Like you, we have participated in our “moments of silence” and expressed our sympathies for the victims of gun violence. Like you, we have prayed for the victims and their families. And like you, increasing numbers of us are now saying, “Our thoughts and prayers are no longer enough.” Like the American public, we are asking, “What will it take, and when will we act?”
With your courageous action, you have brought attention to this issue in a way that few of us would have thought possible. Like you, we are mindful of the rules, procedures, and history of our legislative bodies. Virginia is proud of asserting its claim to be the longest consecutively operated Democratic legislative body in the Western Hemisphere and we, therefore, respect institutional procedures. It is for that reason that we understand, more than most, the significance of your actions and why you have departed from established procedures.
Your efforts bring to mind the sentiments expressed by Dr. Martin Luther King’s famous “Letter from a Birmingham Jail.” You undoubtedly recall that King addressed his letter to his fellow clergymen who had expressed concern about the tactics of the civil rights movement in confronting racism. In Dr. King’s letter, which includes the often quoted phrase “injustice anywhere is a threat to justice everywhere,” he challenges his colleagues and our citizens to embrace the “tension in society” created by protest “so that individuals could rise from the bondage of myth and half truths to the unfettered realm of creative analysis and objective appraisal (in order that we might) rise…to the majestic heights of understanding and brotherhood.”
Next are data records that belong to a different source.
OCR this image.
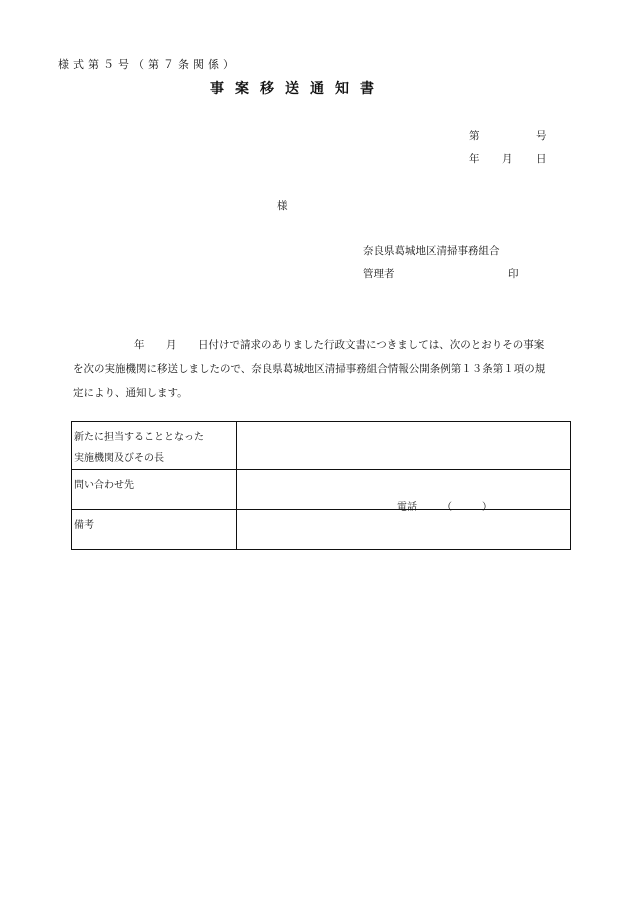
様式第５号（第７条関係）
事案移送通知書
第	号
年 月 日
様
奈良県葛城地区清掃事務組合
管理者	印
年 月 日付けで請求のありました行政文書につきましては、次のとおりその事案
を次の実施機関に移送しましたので、奈良県葛城地区清掃事務組合情報公開条例第１３条第１項の規
定により、通知します。
新たに担当することとなった
実施機関及びその長	

問い合わせ先	電話　　　（　　　）

備考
This is what you are seeking to do – create a tension and insist that the voices of the majority are heard. And those voices speak loudly and clearly for common sense gun safety measures.
In the days and weeks to come, you will continue to hear the drumbeat of those who would seek to do nothing. They will wrap themselves in the blanket of the 2nd Amendment, failing to recognize that the rights set forth therein, as are the rights of the other amendments, are not unfettered; our right to free speech does not allow us to cry “fire” in a crowded theater and most realize that prohibitions against individuals owning bazookas and surface-to-air missiles are reasonable restrictions to the right to bear arms. You will be criticized for violating rules over which you have no control. You will be accused of participating in a “political stunt.” But with all of this criticism, I hope that you will continue to stand strongly and firmly for our great American tradition of political protest and our assertion that the will of the majority ought to be recognized and realized in promoting common sense gun safety measures in this country.
I speak for many Virginians in saying we are ready to help and to make the change necessary to help our country become a safer place.